The movie followed three of these children in particular. One boy was abducted after his parents were murdered by the rebels, and forced to serve in the army. As a young child, the rebels made him kill three innocent field workers with a hoe, and told him that if he didn’t kill them, he would be killed. They also made the other recently abducted children watch, and told them they would kill any of them who didn’t watch the act or any who cried. To this day, the boy has terrible guilt and shame for killing innocent people, and believes God is angry with him.
Another girl told how she and her siblings were hidden in the bush by her parents so that the rebels wouldn’t abduct them if they came into their village. When the rebels came to her parents’ house, they denied having children, and the rebels took them. When the children finally came out of hiding to try to find the parents, the rebels took them to a place where they had large cooking pots full of human heads that they had cut off with machetes. One by one, they showed the heads to the children, until the children recognized the heads of their parents.
The girl explained how she had prayed to God to keep her parents safe, but that He didn’t. She begged Him to bring them back to her, but the skies were silent. Now she lives every day with a heartache the size of Uganda, and enough tears to fill an ocean.
Just today, before I saw the movie, my 20-year-old daughter said to me, “The more I learn about what people go through, the more I understand why there are atheists.” My daughter did not mean that she is close to becoming an atheist or questioning her faith, but she is learning to see the world through the eyes of others.

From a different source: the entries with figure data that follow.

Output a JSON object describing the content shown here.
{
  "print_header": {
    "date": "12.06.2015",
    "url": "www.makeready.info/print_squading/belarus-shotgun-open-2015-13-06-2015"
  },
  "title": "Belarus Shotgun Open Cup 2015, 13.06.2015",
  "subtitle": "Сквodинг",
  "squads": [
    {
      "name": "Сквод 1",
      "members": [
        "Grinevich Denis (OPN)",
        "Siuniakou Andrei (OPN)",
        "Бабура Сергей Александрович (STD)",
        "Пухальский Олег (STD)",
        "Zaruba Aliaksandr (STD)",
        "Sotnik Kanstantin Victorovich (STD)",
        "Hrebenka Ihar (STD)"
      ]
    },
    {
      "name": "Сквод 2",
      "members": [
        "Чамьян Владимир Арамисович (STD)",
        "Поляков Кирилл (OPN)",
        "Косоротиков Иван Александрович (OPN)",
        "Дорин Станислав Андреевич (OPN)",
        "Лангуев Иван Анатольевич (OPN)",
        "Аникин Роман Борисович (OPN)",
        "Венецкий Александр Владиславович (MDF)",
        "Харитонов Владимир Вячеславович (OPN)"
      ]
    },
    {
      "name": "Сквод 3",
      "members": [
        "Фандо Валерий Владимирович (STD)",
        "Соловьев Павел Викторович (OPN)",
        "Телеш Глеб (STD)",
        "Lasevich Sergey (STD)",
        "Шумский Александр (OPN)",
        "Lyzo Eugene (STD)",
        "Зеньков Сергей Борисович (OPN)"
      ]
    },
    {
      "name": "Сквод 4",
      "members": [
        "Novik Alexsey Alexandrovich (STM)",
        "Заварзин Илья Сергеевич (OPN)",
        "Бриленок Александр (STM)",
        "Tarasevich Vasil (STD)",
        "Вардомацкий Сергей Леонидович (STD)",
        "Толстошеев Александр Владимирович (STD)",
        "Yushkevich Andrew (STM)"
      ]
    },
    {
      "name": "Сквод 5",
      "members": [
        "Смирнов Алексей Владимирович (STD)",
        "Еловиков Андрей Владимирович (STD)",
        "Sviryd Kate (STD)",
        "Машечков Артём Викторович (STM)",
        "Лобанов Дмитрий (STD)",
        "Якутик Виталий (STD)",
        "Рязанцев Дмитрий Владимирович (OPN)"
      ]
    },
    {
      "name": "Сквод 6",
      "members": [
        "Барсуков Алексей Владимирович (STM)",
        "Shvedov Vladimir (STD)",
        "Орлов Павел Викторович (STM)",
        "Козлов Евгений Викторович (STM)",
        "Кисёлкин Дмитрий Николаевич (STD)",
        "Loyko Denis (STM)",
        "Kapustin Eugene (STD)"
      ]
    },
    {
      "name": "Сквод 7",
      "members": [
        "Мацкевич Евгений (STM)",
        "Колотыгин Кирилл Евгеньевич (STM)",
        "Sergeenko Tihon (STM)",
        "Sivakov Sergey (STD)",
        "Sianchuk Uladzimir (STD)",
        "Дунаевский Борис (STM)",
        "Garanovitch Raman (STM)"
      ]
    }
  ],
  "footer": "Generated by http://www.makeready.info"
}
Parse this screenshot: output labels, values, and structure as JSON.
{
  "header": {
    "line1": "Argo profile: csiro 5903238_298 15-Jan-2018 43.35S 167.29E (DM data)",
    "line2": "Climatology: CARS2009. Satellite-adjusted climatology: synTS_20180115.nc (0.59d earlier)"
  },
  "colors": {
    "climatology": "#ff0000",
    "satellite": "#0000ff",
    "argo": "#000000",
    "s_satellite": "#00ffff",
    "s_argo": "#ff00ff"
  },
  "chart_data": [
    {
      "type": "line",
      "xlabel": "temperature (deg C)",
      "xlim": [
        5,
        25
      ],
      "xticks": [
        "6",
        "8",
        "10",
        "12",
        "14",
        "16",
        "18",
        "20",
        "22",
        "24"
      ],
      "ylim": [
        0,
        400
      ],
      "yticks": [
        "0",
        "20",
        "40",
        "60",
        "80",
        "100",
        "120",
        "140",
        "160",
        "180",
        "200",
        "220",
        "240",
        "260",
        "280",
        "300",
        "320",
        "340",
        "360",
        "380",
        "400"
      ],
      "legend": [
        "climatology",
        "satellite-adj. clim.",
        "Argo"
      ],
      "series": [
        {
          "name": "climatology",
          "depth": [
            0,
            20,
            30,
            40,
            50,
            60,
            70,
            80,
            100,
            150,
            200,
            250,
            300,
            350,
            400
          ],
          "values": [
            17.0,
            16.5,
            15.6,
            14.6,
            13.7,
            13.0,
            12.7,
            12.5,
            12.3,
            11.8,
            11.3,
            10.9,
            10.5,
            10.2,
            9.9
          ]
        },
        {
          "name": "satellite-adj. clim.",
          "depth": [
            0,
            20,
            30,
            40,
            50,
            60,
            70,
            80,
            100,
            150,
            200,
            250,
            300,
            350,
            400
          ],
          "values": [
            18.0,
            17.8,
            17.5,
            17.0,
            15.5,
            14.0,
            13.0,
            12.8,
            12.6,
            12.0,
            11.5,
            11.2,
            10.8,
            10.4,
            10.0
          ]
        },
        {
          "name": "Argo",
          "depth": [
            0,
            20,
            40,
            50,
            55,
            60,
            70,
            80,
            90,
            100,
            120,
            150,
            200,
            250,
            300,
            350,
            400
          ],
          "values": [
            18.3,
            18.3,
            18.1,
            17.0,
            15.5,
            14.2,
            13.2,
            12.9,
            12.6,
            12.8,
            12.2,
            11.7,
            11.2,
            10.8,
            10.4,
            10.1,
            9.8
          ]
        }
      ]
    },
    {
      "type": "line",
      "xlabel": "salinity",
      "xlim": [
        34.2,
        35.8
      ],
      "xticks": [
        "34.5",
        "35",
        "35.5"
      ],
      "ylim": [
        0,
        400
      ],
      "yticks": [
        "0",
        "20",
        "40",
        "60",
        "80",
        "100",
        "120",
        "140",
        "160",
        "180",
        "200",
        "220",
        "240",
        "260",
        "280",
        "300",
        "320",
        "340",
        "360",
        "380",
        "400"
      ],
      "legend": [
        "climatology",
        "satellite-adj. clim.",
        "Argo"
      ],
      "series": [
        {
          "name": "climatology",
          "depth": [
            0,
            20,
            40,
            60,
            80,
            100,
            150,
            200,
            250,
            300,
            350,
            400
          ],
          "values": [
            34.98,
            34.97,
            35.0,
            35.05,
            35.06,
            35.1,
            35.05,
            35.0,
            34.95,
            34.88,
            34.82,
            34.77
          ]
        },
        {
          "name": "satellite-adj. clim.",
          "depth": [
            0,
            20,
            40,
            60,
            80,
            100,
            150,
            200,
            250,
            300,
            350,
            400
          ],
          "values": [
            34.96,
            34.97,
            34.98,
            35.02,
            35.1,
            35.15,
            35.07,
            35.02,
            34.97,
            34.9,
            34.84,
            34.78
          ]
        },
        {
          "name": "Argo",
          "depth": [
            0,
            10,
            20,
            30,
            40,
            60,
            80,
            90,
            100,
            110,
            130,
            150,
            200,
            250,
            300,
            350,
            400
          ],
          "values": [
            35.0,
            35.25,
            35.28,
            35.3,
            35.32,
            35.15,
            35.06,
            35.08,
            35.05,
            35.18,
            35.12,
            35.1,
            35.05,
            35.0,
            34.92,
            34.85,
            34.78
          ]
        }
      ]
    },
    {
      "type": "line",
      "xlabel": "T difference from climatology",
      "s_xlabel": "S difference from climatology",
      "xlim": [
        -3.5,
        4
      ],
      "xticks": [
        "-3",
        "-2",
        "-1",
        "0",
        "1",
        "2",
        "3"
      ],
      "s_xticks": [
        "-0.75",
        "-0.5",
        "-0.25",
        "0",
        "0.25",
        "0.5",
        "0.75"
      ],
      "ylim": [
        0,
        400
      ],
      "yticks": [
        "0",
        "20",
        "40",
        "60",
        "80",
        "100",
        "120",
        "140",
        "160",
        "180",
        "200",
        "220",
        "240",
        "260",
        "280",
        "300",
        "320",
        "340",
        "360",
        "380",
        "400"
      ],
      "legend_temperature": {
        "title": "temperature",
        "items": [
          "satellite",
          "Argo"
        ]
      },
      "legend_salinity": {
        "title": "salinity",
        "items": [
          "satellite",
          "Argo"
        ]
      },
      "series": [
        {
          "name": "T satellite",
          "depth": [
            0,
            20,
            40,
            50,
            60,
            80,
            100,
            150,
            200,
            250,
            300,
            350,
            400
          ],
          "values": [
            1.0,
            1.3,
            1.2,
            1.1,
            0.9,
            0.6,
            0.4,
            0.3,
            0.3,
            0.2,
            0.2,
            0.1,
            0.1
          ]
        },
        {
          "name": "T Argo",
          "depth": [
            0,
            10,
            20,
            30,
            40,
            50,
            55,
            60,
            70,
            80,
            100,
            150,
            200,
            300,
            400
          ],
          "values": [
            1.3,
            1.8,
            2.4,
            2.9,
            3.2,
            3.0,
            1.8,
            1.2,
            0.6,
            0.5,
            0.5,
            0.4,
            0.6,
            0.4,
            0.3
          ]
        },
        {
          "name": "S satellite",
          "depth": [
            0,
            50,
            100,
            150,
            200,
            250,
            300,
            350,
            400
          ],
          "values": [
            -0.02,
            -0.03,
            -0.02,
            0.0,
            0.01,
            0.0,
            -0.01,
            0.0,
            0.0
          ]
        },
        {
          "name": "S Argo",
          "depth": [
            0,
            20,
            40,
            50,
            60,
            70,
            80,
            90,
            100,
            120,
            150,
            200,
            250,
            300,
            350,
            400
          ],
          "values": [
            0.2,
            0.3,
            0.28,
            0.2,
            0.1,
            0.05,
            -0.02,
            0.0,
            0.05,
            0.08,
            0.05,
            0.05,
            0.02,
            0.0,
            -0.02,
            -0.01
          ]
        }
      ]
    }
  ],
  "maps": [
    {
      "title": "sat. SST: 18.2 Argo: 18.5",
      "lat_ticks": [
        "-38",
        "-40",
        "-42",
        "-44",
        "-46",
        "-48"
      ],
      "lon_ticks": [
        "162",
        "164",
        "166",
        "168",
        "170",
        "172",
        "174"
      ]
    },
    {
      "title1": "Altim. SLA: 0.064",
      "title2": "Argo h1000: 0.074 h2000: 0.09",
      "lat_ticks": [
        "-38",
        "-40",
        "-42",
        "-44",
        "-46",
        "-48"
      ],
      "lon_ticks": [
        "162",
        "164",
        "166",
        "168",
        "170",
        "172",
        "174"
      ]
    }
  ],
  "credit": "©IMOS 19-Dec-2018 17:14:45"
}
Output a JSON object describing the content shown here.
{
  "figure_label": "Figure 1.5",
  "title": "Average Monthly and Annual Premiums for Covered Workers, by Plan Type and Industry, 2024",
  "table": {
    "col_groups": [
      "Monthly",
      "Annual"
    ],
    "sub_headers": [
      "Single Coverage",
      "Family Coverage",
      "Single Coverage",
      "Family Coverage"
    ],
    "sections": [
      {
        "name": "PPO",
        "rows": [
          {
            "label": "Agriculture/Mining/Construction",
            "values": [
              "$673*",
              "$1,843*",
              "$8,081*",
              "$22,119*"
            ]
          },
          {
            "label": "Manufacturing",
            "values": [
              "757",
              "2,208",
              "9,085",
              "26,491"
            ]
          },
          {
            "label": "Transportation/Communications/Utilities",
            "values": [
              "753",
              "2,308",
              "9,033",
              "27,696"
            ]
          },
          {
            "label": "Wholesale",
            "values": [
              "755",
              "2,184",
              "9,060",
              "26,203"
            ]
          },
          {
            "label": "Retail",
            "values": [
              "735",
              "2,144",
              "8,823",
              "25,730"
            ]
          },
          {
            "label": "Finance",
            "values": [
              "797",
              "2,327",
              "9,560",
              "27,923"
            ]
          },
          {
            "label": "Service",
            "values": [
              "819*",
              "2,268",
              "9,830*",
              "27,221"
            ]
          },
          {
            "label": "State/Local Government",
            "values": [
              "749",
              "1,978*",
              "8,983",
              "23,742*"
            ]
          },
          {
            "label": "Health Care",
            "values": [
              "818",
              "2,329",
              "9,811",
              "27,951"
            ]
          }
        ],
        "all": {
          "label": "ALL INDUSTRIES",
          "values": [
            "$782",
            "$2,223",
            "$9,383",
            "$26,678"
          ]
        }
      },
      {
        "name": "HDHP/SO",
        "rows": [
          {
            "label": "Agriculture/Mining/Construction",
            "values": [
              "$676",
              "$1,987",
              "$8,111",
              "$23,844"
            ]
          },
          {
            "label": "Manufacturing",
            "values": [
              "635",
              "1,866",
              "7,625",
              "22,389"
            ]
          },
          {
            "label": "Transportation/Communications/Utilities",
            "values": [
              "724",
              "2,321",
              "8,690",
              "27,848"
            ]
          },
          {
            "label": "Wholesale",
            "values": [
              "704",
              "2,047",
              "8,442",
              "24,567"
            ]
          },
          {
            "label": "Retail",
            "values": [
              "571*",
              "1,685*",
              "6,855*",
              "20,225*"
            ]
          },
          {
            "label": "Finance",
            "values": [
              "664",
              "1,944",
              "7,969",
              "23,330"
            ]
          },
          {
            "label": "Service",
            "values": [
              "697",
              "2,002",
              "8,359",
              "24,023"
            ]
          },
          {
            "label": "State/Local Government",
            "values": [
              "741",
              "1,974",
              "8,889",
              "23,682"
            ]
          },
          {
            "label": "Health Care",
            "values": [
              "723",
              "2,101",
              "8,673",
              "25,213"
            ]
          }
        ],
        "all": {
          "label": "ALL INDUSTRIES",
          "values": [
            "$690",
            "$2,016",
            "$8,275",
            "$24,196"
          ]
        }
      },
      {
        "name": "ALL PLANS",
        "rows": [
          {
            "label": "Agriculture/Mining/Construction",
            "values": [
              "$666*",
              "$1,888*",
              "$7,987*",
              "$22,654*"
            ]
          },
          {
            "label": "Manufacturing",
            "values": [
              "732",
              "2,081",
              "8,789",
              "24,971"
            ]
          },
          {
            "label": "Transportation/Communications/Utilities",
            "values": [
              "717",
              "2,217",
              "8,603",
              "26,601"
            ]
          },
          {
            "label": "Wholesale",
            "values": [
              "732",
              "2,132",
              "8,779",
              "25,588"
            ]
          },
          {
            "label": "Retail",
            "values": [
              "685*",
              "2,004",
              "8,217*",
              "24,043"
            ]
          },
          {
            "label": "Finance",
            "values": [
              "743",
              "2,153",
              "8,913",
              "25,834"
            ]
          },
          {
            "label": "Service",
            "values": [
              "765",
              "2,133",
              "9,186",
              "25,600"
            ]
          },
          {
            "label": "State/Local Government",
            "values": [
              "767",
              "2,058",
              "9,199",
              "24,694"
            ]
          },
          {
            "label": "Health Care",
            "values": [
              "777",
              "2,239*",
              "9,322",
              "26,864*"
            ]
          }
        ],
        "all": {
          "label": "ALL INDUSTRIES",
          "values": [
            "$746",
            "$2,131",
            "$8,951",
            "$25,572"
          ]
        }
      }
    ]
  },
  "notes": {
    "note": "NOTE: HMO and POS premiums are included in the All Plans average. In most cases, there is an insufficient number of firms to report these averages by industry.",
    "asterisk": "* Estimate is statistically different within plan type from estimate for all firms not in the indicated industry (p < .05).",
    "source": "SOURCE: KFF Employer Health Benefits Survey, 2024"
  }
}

I am very proud and pleased to see that she is maturing into a thoughtful person who realizes that you can’t use pat answers to explain away the suffering and loss that people endure. She is beginning to open her heart to the real suffering and emptiness in the world with a more reasoned faith.
My daughter and I both are learning that faith is not an option for everyone in this lifetime. Faith is a gift from God, given to each person in his or her own season.
“For by grace you have been saved through faith; and that not of yourselves, it is the gift of God; not as a result of works, so that no one may boast” (Eph. 2:8–9).
“For there is one God, and one mediator also between God and men, the man Christ Jesus, who gave Himself as a ransom for all, the testimony given in its own due season” (1 Tim. 2:5–6).
Some people in this lifetime will experience very personal, convincing interaction with God that somehow overcomes the sorrows and questions of this life. Others will not. As they come up against some of the worst that life has to offer, and the skies remain silent, how can they then be faulted?
When it comes to my atheist and doubting friends, I understand. I truly do. I can’t explain why I have a reason to hope in the character of God, and to believe He is loving, merciful, and good, when many things in life seem completely counter to that belief. I can’t possibly articulate my own experiences where the skies have not been silent, and I have found pure love, comfort, presence, and even joy in my own grief.
But I can say that I am not special; I have only been cultivated ahead of some, but not instead of others. Though it may appear so under the constraints of time, God does not play favorites. I believe everyone will, at some point, be given ears to hear and eyes to see what many falsely claim are only for a few.
And I also believe that somehow, pain is only a teacher—a tool—and that someday it will morph into something beautiful and understandable to all.
In that day, the skies will no longer be silent.